Information about the use and benefit of therapy lamps will be available at branches. The pilot project will run until April, at which point Toronto Public Library will evaluate whether to continue with this service and to expand it to multiple branches. To make an informed decision, the library feels it is important to have as much information as possible, we therefore encourage patrons who make use of the lamps to provide feedback by completing a questionnaire that will be available at the branches and online.

What is Seasonal Affective Disorder?

SAD is a form of depression that usually occurs in the winter months when the amount of natural light is limited to a few hours a day. Human beings suffering from natural light deprivation can display the following symptoms:

  • lack of motivation
  • difficulty to concentrate
  • lethargy and tendency to oversleep
  • change in appetite patterns and cravings for starchy food
  • fatigue
  • sadness
  • apathy
  • feelings of anxiety and despair
  • desire to avoid public situations and social interaction.

According to the Canadian Mental Health Association of Ontario, research shows that between two to three per cent of residents of our province suffer from SAD; 15% of Ontarians have a less severe form of SAD known as the "winter blues". SAD has been recognized for almost 150 years as a condition; however, it was only in the 1980s that it was designated as an actual illness.

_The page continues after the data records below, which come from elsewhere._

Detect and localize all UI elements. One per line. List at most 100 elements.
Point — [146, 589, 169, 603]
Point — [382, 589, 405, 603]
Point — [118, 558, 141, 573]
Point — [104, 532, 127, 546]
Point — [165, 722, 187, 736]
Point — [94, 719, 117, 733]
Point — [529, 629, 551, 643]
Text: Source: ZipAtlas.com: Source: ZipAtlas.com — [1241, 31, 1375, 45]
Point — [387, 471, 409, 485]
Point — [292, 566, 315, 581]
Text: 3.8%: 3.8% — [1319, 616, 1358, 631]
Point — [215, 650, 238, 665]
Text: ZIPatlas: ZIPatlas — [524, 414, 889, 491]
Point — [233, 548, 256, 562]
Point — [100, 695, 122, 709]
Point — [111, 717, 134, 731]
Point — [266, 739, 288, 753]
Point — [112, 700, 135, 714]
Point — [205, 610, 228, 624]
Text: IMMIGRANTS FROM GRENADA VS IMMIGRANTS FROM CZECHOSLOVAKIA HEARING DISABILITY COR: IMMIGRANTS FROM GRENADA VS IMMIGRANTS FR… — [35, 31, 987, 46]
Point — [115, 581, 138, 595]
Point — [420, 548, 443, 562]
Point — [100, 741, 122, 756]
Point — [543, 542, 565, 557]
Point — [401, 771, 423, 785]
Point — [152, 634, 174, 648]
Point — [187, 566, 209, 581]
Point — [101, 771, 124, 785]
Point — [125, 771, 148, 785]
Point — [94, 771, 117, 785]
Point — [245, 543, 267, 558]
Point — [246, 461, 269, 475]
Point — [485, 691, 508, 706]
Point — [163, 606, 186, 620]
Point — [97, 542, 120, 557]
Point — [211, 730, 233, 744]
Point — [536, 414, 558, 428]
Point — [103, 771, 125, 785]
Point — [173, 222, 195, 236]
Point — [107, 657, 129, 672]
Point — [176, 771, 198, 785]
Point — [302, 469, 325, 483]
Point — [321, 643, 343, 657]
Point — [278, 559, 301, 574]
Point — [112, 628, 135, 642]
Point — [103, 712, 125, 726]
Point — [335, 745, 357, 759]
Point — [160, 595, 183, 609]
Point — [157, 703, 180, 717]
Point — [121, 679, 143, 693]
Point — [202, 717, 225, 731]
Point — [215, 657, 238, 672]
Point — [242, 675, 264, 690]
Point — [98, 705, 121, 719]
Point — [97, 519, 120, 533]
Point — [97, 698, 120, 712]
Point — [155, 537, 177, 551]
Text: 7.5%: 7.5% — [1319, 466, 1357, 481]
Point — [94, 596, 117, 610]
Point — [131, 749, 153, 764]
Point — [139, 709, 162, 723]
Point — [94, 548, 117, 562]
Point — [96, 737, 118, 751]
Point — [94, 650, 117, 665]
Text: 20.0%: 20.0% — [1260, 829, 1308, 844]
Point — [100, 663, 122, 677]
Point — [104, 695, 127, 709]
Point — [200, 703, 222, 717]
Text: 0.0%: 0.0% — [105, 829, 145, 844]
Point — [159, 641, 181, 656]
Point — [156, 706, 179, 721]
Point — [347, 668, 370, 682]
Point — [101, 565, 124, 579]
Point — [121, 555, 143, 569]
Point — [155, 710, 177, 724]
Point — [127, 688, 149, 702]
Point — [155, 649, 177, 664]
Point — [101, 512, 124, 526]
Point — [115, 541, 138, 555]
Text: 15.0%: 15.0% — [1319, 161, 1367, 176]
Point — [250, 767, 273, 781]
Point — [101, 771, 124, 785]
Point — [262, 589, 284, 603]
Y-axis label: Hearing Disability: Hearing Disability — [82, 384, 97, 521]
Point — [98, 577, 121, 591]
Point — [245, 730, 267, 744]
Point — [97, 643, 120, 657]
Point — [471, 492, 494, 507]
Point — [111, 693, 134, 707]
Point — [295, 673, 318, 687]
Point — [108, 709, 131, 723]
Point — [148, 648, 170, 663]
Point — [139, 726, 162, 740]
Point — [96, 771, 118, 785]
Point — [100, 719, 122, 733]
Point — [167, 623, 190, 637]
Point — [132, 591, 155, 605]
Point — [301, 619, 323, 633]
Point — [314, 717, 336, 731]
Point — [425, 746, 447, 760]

Treatment of SAD and Light Therapy

There are many ways to combat SAD such as regular exercise, a healthy diet and taking every opportunity to be exposed to natural light. Treatment for SAD also includes light therapy. According to some experts, lack of sunlight affects a person's biological clock and his or her sleep cycle, hence, exposure to the bright light emitted by therapy lamps will contribute to restoring a healthy cycle.  Experts suggest sitting or reading a book approximately one to two feet away from the lamp for no more than 20 to 30 minutes a day. It is important that the light reaches the eyes, however, it is also crucial not to stare directly at the light. For best effectiveness, it is also recommended that  therapy lamps be used daily.

Therapy Lamp Safety

Light therapy is safe. Experts, however, point out that before undertaking light therapy, people with bipolar disorder and certain medical conditions such as retinal disease, macular degeneration and diabetes should consult with their doctors.